4. Neglect your dog’s dental hygiene
Only about 2% of pet owners take care of their dog’s teeth daily. Periodontal disease is one of the most common health conditions seen by veterinarians, and it’s also one of the most preventable! Poor dental hygiene in dogs can lead to
- destruction of and loss of gum tissue and bone around the teeth
- fistulas (holes leading from the oral cavity to the nasal passage)
- osteomyelitis (bone infection)
- bacteria entering the blood stream and damaging your dog's heart, liver and/or kidneys
Many pet owners make the mistake of overfeeding their dogs. Most dogs are naturally glutinous and will eat just about anything you feed them. Many pet owners also think that feeding their dog makes them happy. While that may be true, there are lots of other ways to make your dog happy.

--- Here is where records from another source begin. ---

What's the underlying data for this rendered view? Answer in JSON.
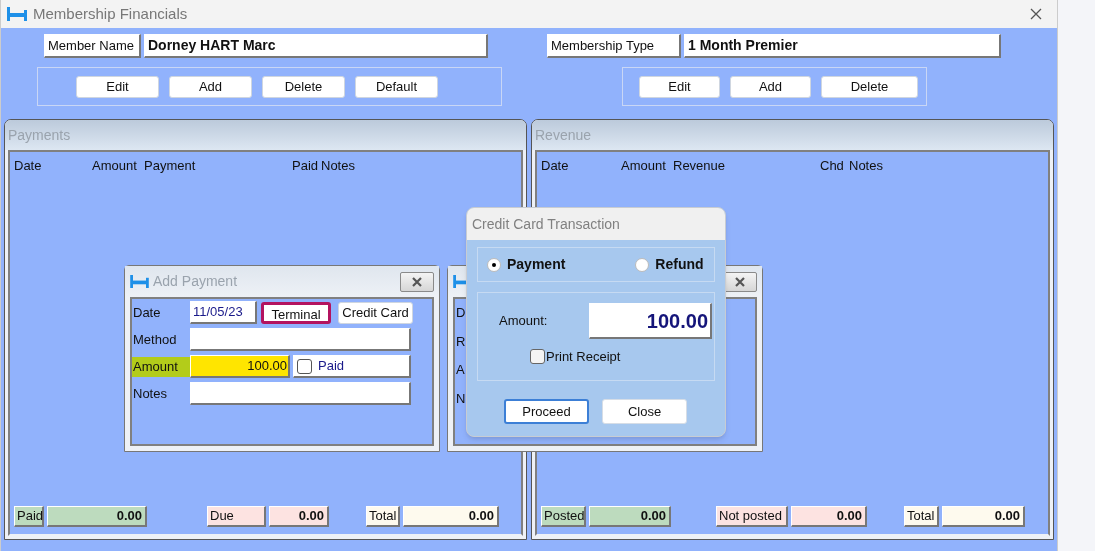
{
  "window": {
    "title": "Membership Financials"
  },
  "header": [
    {
      "label": "Member Name",
      "value": "Dorney HART Marc",
      "buttons": [
        "Edit",
        "Add",
        "Delete",
        "Default"
      ]
    },
    {
      "label": "Membership Type",
      "value": "1 Month Premier",
      "buttons": [
        "Edit",
        "Add",
        "Delete"
      ]
    }
  ],
  "panels": [
    {
      "title": "Payments",
      "columns": [
        "Date",
        "Amount",
        "Payment",
        "Paid",
        "Notes"
      ],
      "totals": [
        {
          "label": "Paid",
          "value": "0.00",
          "color": "#bddbbe"
        },
        {
          "label": "Due",
          "value": "0.00",
          "color": "#fde3e1"
        },
        {
          "label": "Total",
          "value": "0.00",
          "color": "#fefaee"
        }
      ]
    },
    {
      "title": "Revenue",
      "columns": [
        "Date",
        "Amount",
        "Revenue",
        "Chd",
        "Notes"
      ],
      "totals": [
        {
          "label": "Posted",
          "value": "0.00",
          "color": "#bddbbe"
        },
        {
          "label": "Not posted",
          "value": "0.00",
          "color": "#fde3e1"
        },
        {
          "label": "Total",
          "value": "0.00",
          "color": "#fefaee"
        }
      ]
    }
  ],
  "add_payment": {
    "title": "Add Payment",
    "date_label": "Date",
    "date": "11/05/23",
    "date_buttons": [
      {
        "label": "Terminal",
        "outlined": true
      },
      {
        "label": "Credit Card",
        "outlined": false
      }
    ],
    "method_label": "Method",
    "amount_label": "Amount",
    "amount": "100.00",
    "amount_highlighted": true,
    "paid": {
      "label": "Paid",
      "checked": false
    },
    "notes_label": "Notes"
  },
  "hidden_dialog": {
    "labels": [
      "D",
      "R",
      "A",
      "N"
    ]
  },
  "credit_card": {
    "title": "Credit Card Transaction",
    "options": [
      {
        "label": "Payment",
        "selected": true
      },
      {
        "label": "Refund",
        "selected": false
      }
    ],
    "amount_label": "Amount:",
    "amount": "100.00",
    "print_receipt": {
      "label": "Print Receipt",
      "checked": false
    },
    "buttons": [
      {
        "label": "Proceed",
        "default": true
      },
      {
        "label": "Close",
        "default": false
      }
    ]
  }
}
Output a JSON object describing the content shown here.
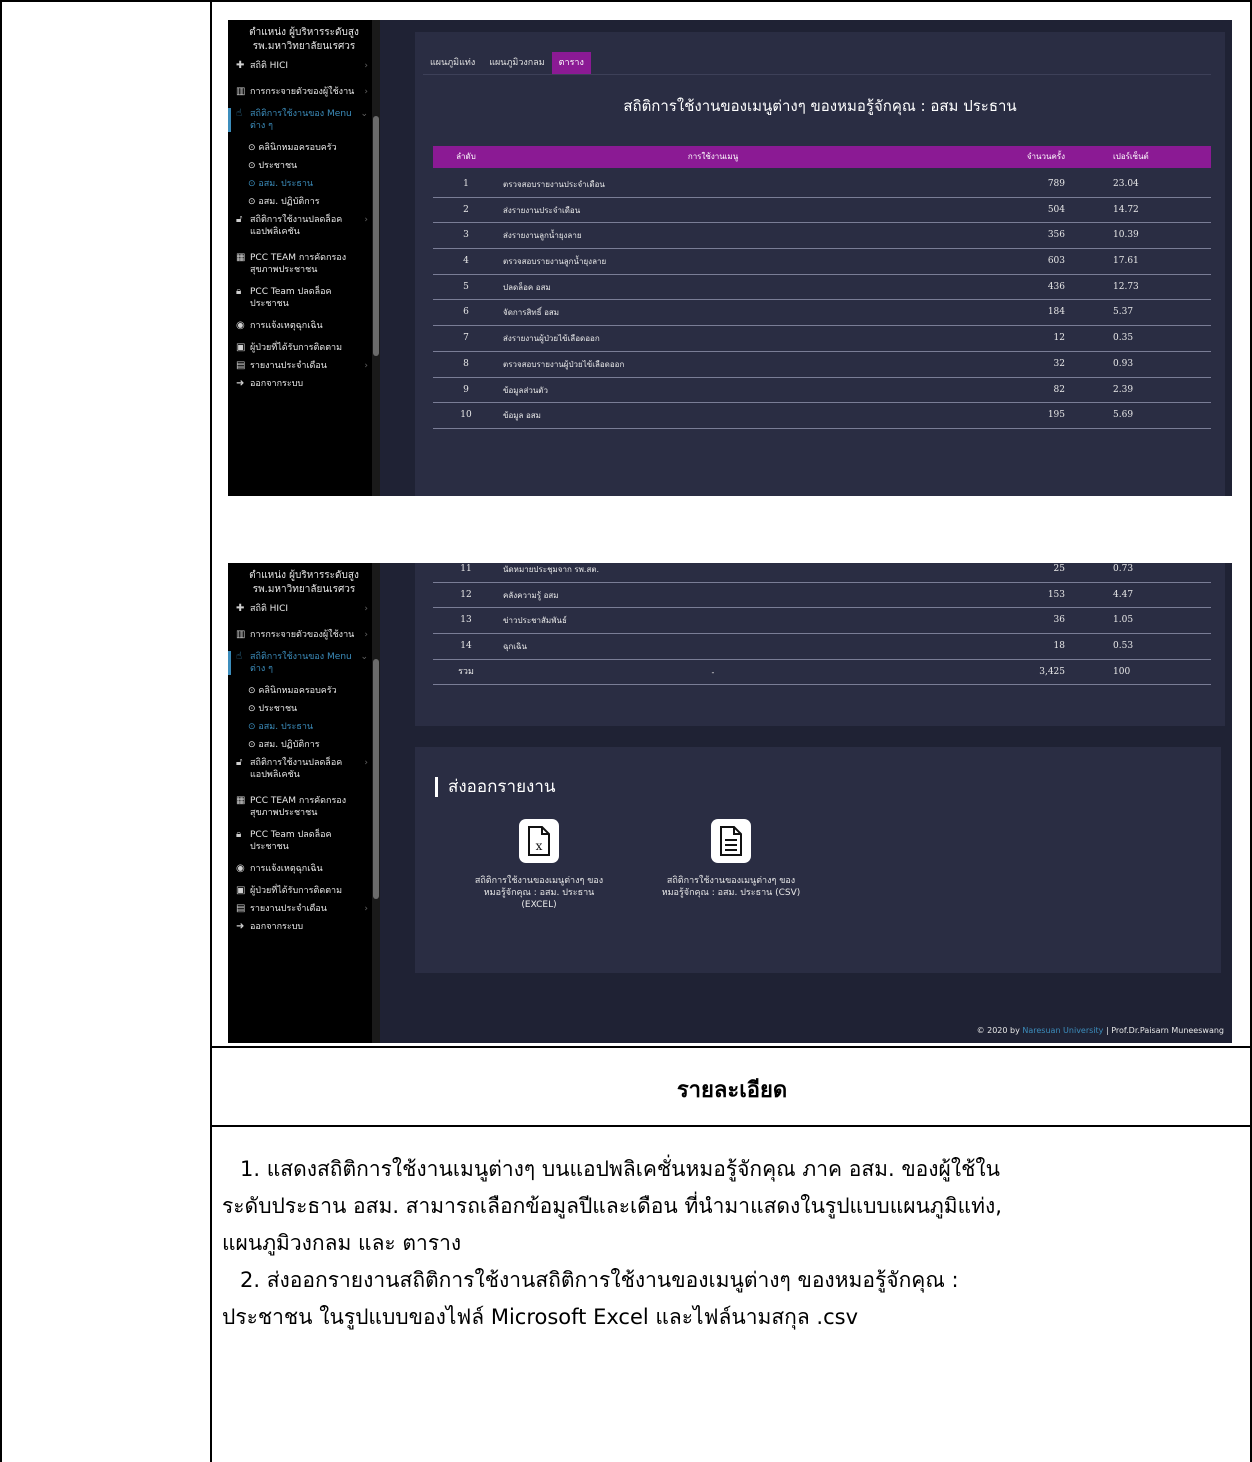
{
  "sidebar": {
    "header": [
      "ตำแหน่ง ผู้บริหารระดับสูง",
      "รพ.มหาวิทยาลัยนเรศวร"
    ],
    "items": [
      {
        "icon": "hospital-icon",
        "label": "สถิติ HICI"
      },
      {
        "icon": "map-icon",
        "label": "การกระจายตัวของผู้ใช้งาน"
      },
      {
        "icon": "pointer-icon",
        "label": "สถิติการใช้งานของ Menu ต่าง ๆ"
      },
      {
        "icon": "unlock-icon",
        "label": "สถิติการใช้งานปลดล็อคแอปพลิเคชัน"
      },
      {
        "icon": "team-icon",
        "label": "PCC TEAM การคัดกรองสุขภาพประชาชน"
      },
      {
        "icon": "lock-icon",
        "label": "PCC Team ปลดล็อคประชาชน"
      },
      {
        "icon": "alert-icon",
        "label": "การแจ้งเหตุฉุกเฉิน"
      },
      {
        "icon": "medkit-icon",
        "label": "ผู้ป่วยที่ได้รับการติดตาม"
      },
      {
        "icon": "report-icon",
        "label": "รายงานประจำเดือน"
      },
      {
        "icon": "logout-icon",
        "label": "ออกจากระบบ"
      }
    ],
    "submenu": [
      "คลินิกหมอครอบครัว",
      "ประชาชน",
      "อสม. ประธาน",
      "อสม. ปฏิบัติการ"
    ]
  },
  "tabs": [
    "แผนภูมิแท่ง",
    "แผนภูมิวงกลม",
    "ตาราง"
  ],
  "table": {
    "title": "สถิติการใช้งานของเมนูต่างๆ ของหมอรู้จักคุณ : อสม ประธาน",
    "headers": [
      "ลำดับ",
      "การใช้งานเมนู",
      "จำนวนครั้ง",
      "เปอร์เซ็นต์"
    ],
    "rows": [
      [
        "1",
        "ตรวจสอบรายงานประจำเดือน",
        "789",
        "23.04"
      ],
      [
        "2",
        "ส่งรายงานประจำเดือน",
        "504",
        "14.72"
      ],
      [
        "3",
        "ส่งรายงานลูกน้ำยุงลาย",
        "356",
        "10.39"
      ],
      [
        "4",
        "ตรวจสอบรายงานลูกน้ำยุงลาย",
        "603",
        "17.61"
      ],
      [
        "5",
        "ปลดล็อค อสม",
        "436",
        "12.73"
      ],
      [
        "6",
        "จัดการสิทธิ์ อสม",
        "184",
        "5.37"
      ],
      [
        "7",
        "ส่งรายงานผู้ป่วยไข้เลือดออก",
        "12",
        "0.35"
      ],
      [
        "8",
        "ตรวจสอบรายงานผู้ป่วยไข้เลือดออก",
        "32",
        "0.93"
      ],
      [
        "9",
        "ข้อมูลส่วนตัว",
        "82",
        "2.39"
      ],
      [
        "10",
        "ข้อมูล อสม",
        "195",
        "5.69"
      ],
      [
        "11",
        "นัดหมายประชุมจาก รพ.สต.",
        "25",
        "0.73"
      ],
      [
        "12",
        "คลังความรู้ อสม",
        "153",
        "4.47"
      ],
      [
        "13",
        "ข่าวประชาสัมพันธ์",
        "36",
        "1.05"
      ],
      [
        "14",
        "ฉุกเฉิน",
        "18",
        "0.53"
      ]
    ],
    "total": [
      "รวม",
      "-",
      "3,425",
      "100"
    ]
  },
  "export": {
    "title": "ส่งออกรายงาน",
    "excel_label": "สถิติการใช้งานของเมนูต่างๆ ของหมอรู้จักคุณ : อสม. ประธาน (EXCEL)",
    "csv_label": "สถิติการใช้งานของเมนูต่างๆ ของหมอรู้จักคุณ : อสม. ประธาน (CSV)"
  },
  "footer": {
    "prefix": "© 2020 by",
    "university": "Naresuan University",
    "suffix": "| Prof.Dr.Paisarn Muneeswang"
  },
  "detail": {
    "heading": "รายละเอียด",
    "p1_lines": [
      "1. แสดงสถิติการใช้งานเมนูต่างๆ บนแอปพลิเคชั่นหมอรู้จักคุณ ภาค อสม. ของผู้ใช้ใน",
      "ระดับประธาน อสม. สามารถเลือกข้อมูลปีและเดือน ที่นำมาแสดงในรูปแบบแผนภูมิแท่ง,",
      "แผนภูมิวงกลม และ ตาราง"
    ],
    "p2_lines": [
      "2. ส่งออกรายงานสถิติการใช้งานสถิติการใช้งานของเมนูต่างๆ ของหมอรู้จักคุณ :",
      "ประชาชน ในรูปแบบของไฟล์ Microsoft Excel และไฟล์นามสกุล .csv"
    ]
  }
}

Overfeeding your dog will lead to obesity. Obesity is one of the biggest health concerns for pets in the United States. It’s important to keep your dog fit for his overall health and well-being. Being overweight can lead to serious health problems including diabetes, heart disease and will end up shortening your pet’s lifespan.
Pay close attention to the serving size guidelines of your dog food. Use positive reinforcement and toys to make your dog happy and reward him for good behavior. Attention and love will make your dog happier than any treat you could provide.
6. Underestimate his emotions
Dogs have feelings too. Lots of research has been done on this topic. If you yell at your dog, it will make him sad and/or scared. Dogs can get depressed when left alone a lot, when there is a change in their environment or if they lose a family member (furry or human).
Dogs can suffer from stress and anxiety. Paying attention to your dog’s emotions is extremely important. If you notice any behavior changes or you think your dog is struggling emotionally, reach out to your veterinarian and ask for a consultation.
7. Overdress your dog
Dogs wouldn’t dress up if they had the choice. Some clothing helps dogs deal with weather elements, but overdressing them can cause them to be uncomfortable, overheat or could even cause pain. Certain breeds that have thick, warm coats may not ever need to wear clothing.
Even though you think it looks cute, if your dog isn’t comfortable than you shouldn’t dress him in clothes. If you do decide clothing is a good choice for your pet, make sure to measure your pet properly and buy clothing that fits properly.
Clothing that is too loose could get wrapped around your pet’s limbs and cut off circulation or cause chaffing and lacerations. Clothing that is too tight can also cause chaffing, discomfort and restrict your pet’s range of motion.
8. Smoke around your dog
Secondhand smoke isn’t just bad for humans, it is detrimental to your dog’s health as well. In this day and age, everyone knows the dangers of smoking. If you choose to subject yourself to those dangers, that’s your choice.
If you smoke around your dog, he has no way to escape. A dog’s sense of smell is extremely strong. Your dog probably hates the smell of smoke and doesn’t want to be around it, but he doesn’t have a choice if you blow secondhand smoke around him.
Dogs exposed to secondhand smoke have more eye infections, allergies and respiratory issues than other dogs. They are also more likely to suffer from certain kinds of cancer, including lung cancer and nasal cancer.